Claudio Grassi (Prc) spiega che la “tenaglia” di oggi nasce dagli errori di ieri
Dopo il «plof» alle Regionali arriva debole al confronto sul programma
Bertinotti è stretto in una tenaglia, rischia di essere marginalizzato. E questo è frutto di un cumulo di errori». Questa, in sintesi, la tenera analisi di Claudio Grassi, leader dell’area dell’Ernesto, la minoranza più consistente di Rifondazione. Dopo il polemico confronto al congresso di Venezia, Grassi assiste ora all’«offensiva neocentrista» dei moderati dell’Unione con l’aria di chi pensa «l’avevo detto». «Avevamo posto la questione del programma, e la realtà dimostra che le nostre preoccupazioni erano più che fondate», dice: «I punti di dissenso con Ds e Margherita sono evidenti. E noi, dopo esserci baloccati con le primarie, arranchiamo per una serie di errori fondati su un’analisi che s’è rivelata sbagliata».
Addirittura?
«I fatti degli ultimi due mesi dimostrano senza dubbio la fragilità dell’impianto politico costruito dalla maggioranza del Prc. Bertinotti sosteneva che nel Paese c’era un “vento di sinistra”. Era il senso su cui aveva impostato le conclusioni del congresso. Si pensava a un successo alle regionali, cui sarebbero seguite le primarie con Prodi, e una visibilità fino alle politiche. Si credeva che saremmo stati noi a mettere in difficoltà i moderati.
E invece?
Tolto il risultato personale di Vendola, siamo nella situazione opposta. Lo spostamento a sinistra non c’è stato. Anzi, si è rafforzata la componente moderata. Così oggi rischiamo di essere marginalizzati. I movimenti sono in stallo, come si è visto dalla scarsa partecipazione alla riunione del “Cantiere”’, mentre c’è un’offensiva fortissima dei centristi.
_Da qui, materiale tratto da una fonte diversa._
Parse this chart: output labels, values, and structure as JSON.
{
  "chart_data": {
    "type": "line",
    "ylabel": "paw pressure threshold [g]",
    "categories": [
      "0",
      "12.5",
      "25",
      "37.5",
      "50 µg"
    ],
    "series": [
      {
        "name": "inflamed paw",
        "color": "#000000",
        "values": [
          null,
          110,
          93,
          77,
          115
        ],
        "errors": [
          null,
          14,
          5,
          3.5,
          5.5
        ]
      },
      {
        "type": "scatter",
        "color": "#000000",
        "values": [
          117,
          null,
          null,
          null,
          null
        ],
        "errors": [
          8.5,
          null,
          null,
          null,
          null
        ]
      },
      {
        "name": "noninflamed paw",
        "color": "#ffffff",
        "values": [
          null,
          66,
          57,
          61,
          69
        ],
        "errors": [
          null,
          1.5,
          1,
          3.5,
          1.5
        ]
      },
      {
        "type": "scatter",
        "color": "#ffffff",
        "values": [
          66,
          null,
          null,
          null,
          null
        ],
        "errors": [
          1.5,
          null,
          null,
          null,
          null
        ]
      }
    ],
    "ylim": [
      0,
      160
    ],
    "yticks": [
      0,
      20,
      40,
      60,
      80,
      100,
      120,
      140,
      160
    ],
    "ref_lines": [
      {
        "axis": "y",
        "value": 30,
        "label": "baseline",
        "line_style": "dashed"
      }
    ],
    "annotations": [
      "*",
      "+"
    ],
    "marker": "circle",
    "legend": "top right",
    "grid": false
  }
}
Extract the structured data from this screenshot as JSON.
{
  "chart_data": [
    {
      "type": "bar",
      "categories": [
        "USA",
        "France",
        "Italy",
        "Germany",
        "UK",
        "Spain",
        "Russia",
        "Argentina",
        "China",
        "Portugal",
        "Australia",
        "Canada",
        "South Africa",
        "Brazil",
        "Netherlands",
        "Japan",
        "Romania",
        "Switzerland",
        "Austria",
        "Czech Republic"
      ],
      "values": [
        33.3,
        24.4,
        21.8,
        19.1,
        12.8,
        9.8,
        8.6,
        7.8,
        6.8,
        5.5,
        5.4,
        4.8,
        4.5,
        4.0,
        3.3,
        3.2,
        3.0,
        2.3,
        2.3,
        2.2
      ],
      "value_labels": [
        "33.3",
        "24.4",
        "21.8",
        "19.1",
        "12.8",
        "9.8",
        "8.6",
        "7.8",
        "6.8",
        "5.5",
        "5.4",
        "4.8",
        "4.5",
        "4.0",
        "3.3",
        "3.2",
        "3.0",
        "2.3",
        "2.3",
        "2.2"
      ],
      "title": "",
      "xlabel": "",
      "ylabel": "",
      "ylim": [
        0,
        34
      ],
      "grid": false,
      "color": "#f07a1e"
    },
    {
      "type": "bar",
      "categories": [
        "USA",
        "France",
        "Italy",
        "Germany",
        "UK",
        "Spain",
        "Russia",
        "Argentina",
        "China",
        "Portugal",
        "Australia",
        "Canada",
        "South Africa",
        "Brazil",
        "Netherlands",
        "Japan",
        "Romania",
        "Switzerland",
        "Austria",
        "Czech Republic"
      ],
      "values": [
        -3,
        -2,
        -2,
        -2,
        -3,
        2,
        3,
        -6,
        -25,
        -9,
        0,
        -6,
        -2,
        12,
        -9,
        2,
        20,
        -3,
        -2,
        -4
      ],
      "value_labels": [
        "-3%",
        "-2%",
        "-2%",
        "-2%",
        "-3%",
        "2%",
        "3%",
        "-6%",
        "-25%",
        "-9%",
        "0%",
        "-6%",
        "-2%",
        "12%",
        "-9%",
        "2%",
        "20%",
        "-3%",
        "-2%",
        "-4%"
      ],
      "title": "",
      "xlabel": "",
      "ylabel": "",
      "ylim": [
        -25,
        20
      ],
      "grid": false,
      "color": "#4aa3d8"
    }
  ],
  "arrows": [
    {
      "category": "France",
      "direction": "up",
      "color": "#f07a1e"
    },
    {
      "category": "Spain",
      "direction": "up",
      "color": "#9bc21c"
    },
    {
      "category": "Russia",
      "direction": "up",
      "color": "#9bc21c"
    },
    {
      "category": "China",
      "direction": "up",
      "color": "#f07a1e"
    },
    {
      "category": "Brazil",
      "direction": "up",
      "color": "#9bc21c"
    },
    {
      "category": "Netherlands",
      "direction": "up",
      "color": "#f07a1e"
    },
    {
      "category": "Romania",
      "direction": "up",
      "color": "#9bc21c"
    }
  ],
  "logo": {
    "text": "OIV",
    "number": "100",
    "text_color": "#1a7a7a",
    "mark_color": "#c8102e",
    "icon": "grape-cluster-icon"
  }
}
E Bertinotti ha lanciato “l’allarme programma”.
Bene. Però siamo in ritardo: gli elettori ci hanno votato perché siamo l’alternativa a Berlusconi, ma nessuno sa quale è il programma della sinistra. E le risposte che arrivano dai riformisti sono preoccupanti.
Non le piace l’inneggiare a Blair?
Quello è un sintomo: dimostra che non è vero che il centrosinistra ha maturato una posizione diversa rispetto a quella degli anni 90. Ma senza discontinuità non andiamo da nessuna parte. E se devo prendere per buono quello che dicono ai giornali Fassino, D’Alema e Amato, diventa difficile anche iniziare a discutere.
Si riferisce al nodo della politica estera?
Il rifiuto della guerra è la precondizione per tutto il resto.
Lo sostiene anche Franco Giordano.
Giordano oggi dice quello che noi abbiamo scritto nella mozione, pone quei “paletti” così criticati al congresso. Aggiungo che non è sufficiente chiedere il rispetto dell’articolo 11. Il primo punto del programma dovrebbe essere che non parteciperemo a nessuna guerra.
E che vi ritirerete immediatamente dall’Iraq.
Ovvio. Senza aver definito questo, discutere di tutto il resto è una perdita di tempo. Perché è un punto su cui siamo pronti a rimettere in discussione la partecipazione all’esecutivo.
Beh, ora il confronto comincerà. E Bertinotti dice che saprà trovare una terza via.
Me l’auguro, però registro che su pace e guerra la terza via non c’è. Quanto agli altri temi, rischia di essere marginalizzato: ha già dato per scontata la presenza del Prc al governo, e così ha indebolito la partita programmatica. Per questo, ora dovrebbe lavorare a una piattaforma comune con le altre forze della sinistra.
Lui dice che non ha «bisogno di suggerimenti».
Lo so. Le Regionali dovevano suggellare il fatto che le minoranze del Prc sono dei rompiscatole fuori dal mondo. Invece, il “plof” ha dimostrato il contrario. Bertinotti dovrà abituarsi che le minoranze esistono. E che a volte hanno pure ragione.